Meet Joe. Joe is a parking enforcement officer. People don’t like Joe. Nothing personal – people just don’t like anyone, giving them parking tickets. And this is Joe’s job – giving people parking tickets. Joe prefers to say “awarding parking tickets”. Not exactly the Oscar, but something to talk about. Joe is enforcing parking rules. And he is doing it very good.

When Joe sees an expired parking meter, he writes a ticket. When he sees a meter that is about to expire, he waits nearby. 10 minutes left, 5 minutes, 2, 1,… Joe starts the final countdown: ten, nine, eight, seven…here is a dude running from across the street to the meter. It is a fierce race. Who will be the winner – Joe, writing a ticket or the dude, pulling out of the parking lot? Five, four, three… Usually Joe wins.

People are getting out of shape; they need to take better care of their health. Maybe start walking instead of driving.
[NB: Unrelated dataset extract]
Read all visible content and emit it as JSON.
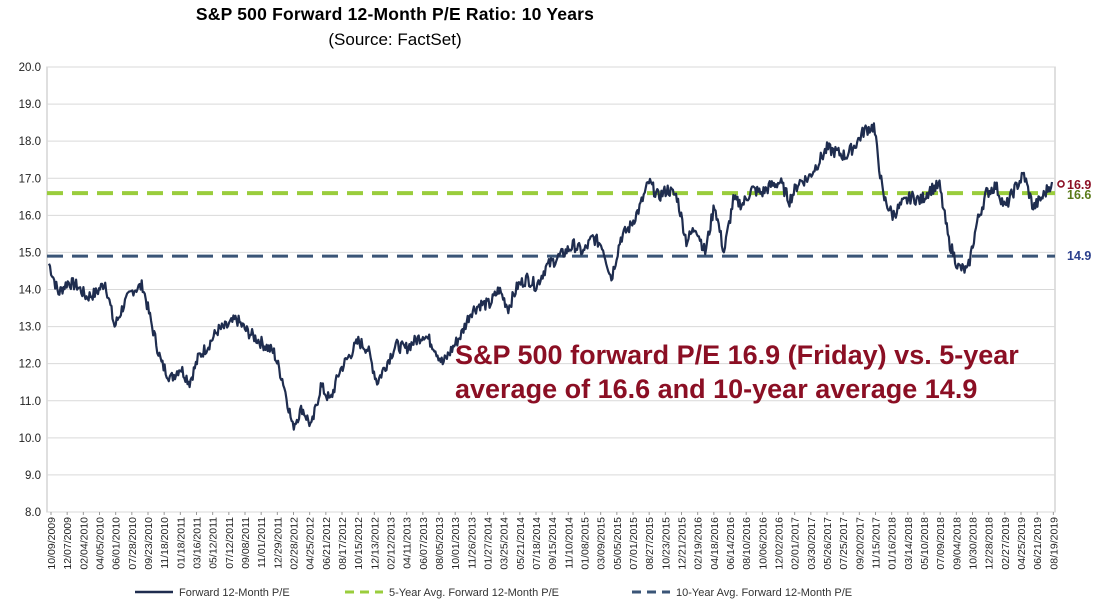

Joe sees a car parked illegally in the street. Joe issues a parking ticket. It’s his job. He does not check inside the car. It is not his job. Also, the windows are heavily tinted. If Joe did look inside the car (while it is not his job), he would see that the driver was still in the car, and he would try to award the ticket personally. That’s before Joe would realize that the driver was dead. It is a good excuse for illegal parking. But it is not Joe’s job to listen to the excuses. Joe’s job is to award tickets. Still, Joe would be curious: “Who will pay for the violation?”

Joe could not expect a dead man in a car, he is not a psychic, he is a parking enforcement officer. But when Joe sees a decorated minivan blocking the traffic outside a funeral home, he might suspect there is someone in a box inside the van. However, being suspicious is not Joe’s job, so Joe issues an order to tow the vehicle away, giving its dearly departed passenger the last side trip. At least Joe hopes there will be someone alive to pay for the violation.

Joe sees a stopped vehicle on a highway. There is also an ambulance car standing close by, but the ambulance can park anywhere. Joe will not give a ticket to paramedics, especially while they are busy carrying the guy from the other vehicle to their unit. They are in a big hurry, that means the guy is not dead yet. Joe leaves a parking ticket on his car. Get well soon, fellow.
Joe is at a bank’s 15-minute parking lot, and all the cars are there for more than 15 minutes. Joe wonders: “What’s wrong with these people? What is going on?” In fact, something is going on. All the customers are on the floor in the bank, while the bank is being robbed. Unfortunately, the robbery took more than 15 minutes. Joe does not know that. He is not a criminal investigator. He is a parking enforcement officer. So he issues the parking tickets.

Joe sees an 18-wheeler standing in the middle of highway. To be exact, a little under the highway. Joe does not know that the water pipe underneath has ruptured and the burst water caused the road collapse. Now the truck is stuck in a deep hole. Another excuse. Joe does not need to know it. He is not a road plumber. He is a parking enforcement officer. And the truck driver gets his ticket.

Joe sees a horse, tied to a pole with ‘No parking’ sign. There is a badge on horse’s harness. There is a pile of manure under ‘No parking’ sign. The badge says ‘Charlie Boy’. The pile smells. There is a definite violation. Joe’s job is to punish violators. A horse is definitely a vehicle. Not motorized and without wheels, but still a one-horse-power vehicle. Joe thinks outside the box. This makes him a very creative employee. Joe writes a parking ticket. Under vehicle description he writes ‘brown horse’. He writes ‘Charlie Boy’ for license plate number. He attaches the ticket to the vehicle’s forehead.

Joe sees a car parked at a handicapped space. The car does not have a disabled parking permit. Joe’s job is to punish the violator. While he is filling the ticket, Joe sees a man walking towards him. The man is smiling. Joe is not smiling. Joe is not a psychic, but he has a feeling, he is about to hear another excuse. Joe does not like listening to the excuses. It is not his job. The man says, he did see the sign, but did not understand it. The man says, the sign is misleading. The sign says, ‘Fine for Parking Here’. The man says, ‘fine’ is an ambiguous word. Joe would like to know, what ‘ambiguous’ means, but he would not ask. Joe is not an English professor. It’s not his job. Joe writes parking ticket.

People love giving excuses. They would even write their excuses on a piece of paper and leave the note on the windshield for Joe to read. Joe reads: "I've circled the block for 20 minutes. I'm late for an appointment, and if I don't park here I'll lose my job. Forgive us our trespasses." Then Joe writes on the back of the parking ticket: "I've circled the block for 20 years, and if I don't give you a ticket, I'll lose my job."
Joe does not want to lose his job. He likes his job. He is a parking enforcement officer. A good one.